Posted on December 22, 2015

I had a very enjoyable chat about The Santa Claus Man with Elliot Blair Smith, who's been covering business and financial malfeasance for Bloomberg, USA Today, and other outlets. For MarketWatch, we discussed what lessons The Santa Claus Man may provide for charities and would-be donors today.

Proving that human nature is all but impervious to progress, Gluck was very much a modern man, who would do well today in politics (he was a persuasive letter writer to U.S. presidents, who took him seriously) and at finance (he owned his own brokerage, at one time). From the heart of every self-promoting scheme, the Santa Claus Man followed this resonant strategy, Palmer writes:

“Draft a letter that touches a deep emotion, buttress it with a long list of impressive names and claims, send it far and wide using (a) growing list of donor names, and wait for the checks to roll in.”

What grasping public servant or money manager wouldn’t want a man like Gluck at the ready?

Never fear, Gluck—with his freshly waxed moustache, taste for high living, and lascivious taste for younger women — confronted his own scourges. They included the Society for the Prevention of Useless Giving, which formed at about the same time as his Santa Claus Association did, promoting a decidedly anti-Christmas mantra; and New York City’s public welfare commissioner Bird Coler, who had no charity in his heart for Gluck’s scheme of taking from the rich, and giving to himself.

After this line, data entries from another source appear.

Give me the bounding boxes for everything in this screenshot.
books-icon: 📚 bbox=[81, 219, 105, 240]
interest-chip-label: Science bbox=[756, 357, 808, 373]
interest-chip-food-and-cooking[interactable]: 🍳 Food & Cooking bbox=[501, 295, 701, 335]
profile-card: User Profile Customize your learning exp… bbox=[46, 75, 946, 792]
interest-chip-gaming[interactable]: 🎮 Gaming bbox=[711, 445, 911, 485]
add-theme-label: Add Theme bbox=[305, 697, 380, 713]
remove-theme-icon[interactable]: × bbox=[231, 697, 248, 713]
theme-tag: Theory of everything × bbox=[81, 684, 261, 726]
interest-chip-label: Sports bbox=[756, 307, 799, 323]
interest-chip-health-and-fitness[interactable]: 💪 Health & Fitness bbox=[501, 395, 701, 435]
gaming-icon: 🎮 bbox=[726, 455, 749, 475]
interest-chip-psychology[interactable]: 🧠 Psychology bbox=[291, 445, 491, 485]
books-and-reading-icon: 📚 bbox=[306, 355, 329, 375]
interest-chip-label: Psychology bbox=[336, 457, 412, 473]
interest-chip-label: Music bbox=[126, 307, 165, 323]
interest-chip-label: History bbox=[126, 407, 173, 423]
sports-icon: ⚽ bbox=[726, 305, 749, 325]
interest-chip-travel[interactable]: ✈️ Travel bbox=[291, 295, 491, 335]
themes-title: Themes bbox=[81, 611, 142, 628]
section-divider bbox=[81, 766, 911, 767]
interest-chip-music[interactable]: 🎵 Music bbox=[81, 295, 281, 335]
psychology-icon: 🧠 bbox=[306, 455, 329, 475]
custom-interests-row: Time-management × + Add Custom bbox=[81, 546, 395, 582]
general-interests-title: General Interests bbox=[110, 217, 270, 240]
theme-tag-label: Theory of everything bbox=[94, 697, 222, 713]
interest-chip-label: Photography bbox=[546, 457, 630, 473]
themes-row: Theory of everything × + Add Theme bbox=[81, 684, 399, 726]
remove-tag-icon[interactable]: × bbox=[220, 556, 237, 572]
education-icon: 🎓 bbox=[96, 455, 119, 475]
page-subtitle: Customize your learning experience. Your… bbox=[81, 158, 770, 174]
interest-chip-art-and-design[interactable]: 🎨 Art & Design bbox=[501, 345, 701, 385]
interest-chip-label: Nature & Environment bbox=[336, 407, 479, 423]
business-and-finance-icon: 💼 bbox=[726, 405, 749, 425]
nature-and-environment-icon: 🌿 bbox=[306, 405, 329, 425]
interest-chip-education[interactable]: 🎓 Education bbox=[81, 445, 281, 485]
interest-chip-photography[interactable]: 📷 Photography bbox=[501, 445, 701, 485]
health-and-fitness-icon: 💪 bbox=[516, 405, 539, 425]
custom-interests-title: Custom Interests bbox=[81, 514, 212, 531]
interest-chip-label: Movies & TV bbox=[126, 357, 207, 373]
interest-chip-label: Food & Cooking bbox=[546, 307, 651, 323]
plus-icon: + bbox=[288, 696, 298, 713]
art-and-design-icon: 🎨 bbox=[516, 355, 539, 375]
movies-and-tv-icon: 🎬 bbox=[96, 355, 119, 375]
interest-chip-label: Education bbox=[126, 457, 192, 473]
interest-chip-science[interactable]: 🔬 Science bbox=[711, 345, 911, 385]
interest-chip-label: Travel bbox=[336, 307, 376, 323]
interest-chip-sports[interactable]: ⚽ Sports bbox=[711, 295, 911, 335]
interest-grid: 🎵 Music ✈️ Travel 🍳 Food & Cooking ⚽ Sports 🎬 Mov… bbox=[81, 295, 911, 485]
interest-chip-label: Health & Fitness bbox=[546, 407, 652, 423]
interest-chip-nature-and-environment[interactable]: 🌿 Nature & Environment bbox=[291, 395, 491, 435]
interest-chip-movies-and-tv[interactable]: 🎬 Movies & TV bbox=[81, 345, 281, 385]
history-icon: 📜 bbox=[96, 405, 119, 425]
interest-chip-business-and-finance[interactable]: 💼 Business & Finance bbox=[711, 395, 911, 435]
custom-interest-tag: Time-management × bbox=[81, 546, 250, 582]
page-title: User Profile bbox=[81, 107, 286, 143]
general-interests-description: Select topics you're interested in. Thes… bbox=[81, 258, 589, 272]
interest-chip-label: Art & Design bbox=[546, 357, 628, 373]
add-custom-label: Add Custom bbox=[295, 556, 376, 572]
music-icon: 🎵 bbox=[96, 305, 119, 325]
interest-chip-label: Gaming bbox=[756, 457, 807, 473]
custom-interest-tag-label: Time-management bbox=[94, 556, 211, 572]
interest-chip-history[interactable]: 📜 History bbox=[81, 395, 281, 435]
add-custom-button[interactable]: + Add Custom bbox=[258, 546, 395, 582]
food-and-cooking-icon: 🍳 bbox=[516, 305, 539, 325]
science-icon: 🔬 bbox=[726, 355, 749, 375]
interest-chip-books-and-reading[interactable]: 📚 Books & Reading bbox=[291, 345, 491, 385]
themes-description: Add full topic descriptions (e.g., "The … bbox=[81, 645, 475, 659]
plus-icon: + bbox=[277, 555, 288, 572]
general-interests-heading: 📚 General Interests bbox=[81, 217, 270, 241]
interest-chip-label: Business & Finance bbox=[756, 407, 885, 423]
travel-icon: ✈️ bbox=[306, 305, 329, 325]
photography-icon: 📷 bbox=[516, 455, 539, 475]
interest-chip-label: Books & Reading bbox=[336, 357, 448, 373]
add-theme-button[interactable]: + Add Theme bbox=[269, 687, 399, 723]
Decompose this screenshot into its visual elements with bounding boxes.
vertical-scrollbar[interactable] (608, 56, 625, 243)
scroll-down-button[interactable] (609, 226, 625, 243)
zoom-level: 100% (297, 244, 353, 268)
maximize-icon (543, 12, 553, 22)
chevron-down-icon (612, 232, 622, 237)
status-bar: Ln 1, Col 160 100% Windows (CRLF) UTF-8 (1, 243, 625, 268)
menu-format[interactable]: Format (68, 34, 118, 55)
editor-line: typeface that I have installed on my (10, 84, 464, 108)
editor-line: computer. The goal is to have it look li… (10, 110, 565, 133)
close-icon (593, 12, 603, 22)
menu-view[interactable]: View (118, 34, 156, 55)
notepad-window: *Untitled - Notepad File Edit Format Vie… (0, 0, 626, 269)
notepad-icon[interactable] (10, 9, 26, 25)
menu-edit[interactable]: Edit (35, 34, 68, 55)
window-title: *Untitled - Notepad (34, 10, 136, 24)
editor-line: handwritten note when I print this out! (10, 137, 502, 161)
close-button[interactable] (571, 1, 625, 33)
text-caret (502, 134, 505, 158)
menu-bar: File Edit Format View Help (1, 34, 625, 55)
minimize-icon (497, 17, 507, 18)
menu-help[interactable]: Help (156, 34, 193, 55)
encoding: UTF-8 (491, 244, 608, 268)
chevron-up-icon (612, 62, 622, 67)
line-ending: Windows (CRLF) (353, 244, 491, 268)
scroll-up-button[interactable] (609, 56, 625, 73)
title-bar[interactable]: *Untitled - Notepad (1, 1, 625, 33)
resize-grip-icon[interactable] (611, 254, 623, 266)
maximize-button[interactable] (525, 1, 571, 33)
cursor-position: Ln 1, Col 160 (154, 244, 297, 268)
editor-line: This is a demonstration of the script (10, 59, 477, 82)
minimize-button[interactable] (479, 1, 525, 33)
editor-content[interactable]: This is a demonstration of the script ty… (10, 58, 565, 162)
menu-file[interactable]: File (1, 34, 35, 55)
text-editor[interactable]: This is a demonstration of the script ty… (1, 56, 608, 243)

“To Coler,” Palmer writes, “the holiday season was not a time for sentimentality but for wariness. He looked out from his 10-floor office window and saw a Wild West in need of a sheriff.”

About the time Macy’s was throwing its first Christmas parades, the paths of Gluck and Coler were converging, and soon would collide. Of course, local authorities from the district attorney’s office to the U.S. Secret Service had investigated Gluck before, and never laid a glove upon him.

Coler’s shrewd financial acumen, and personal integrity, had ensured the successful integration of New York’s loose-limbed five boroughs into one city, back in 1898. But in perhaps the ultimate injustice, he was now out of political favor in Gotham City, and about to lose his job. Can you believe it?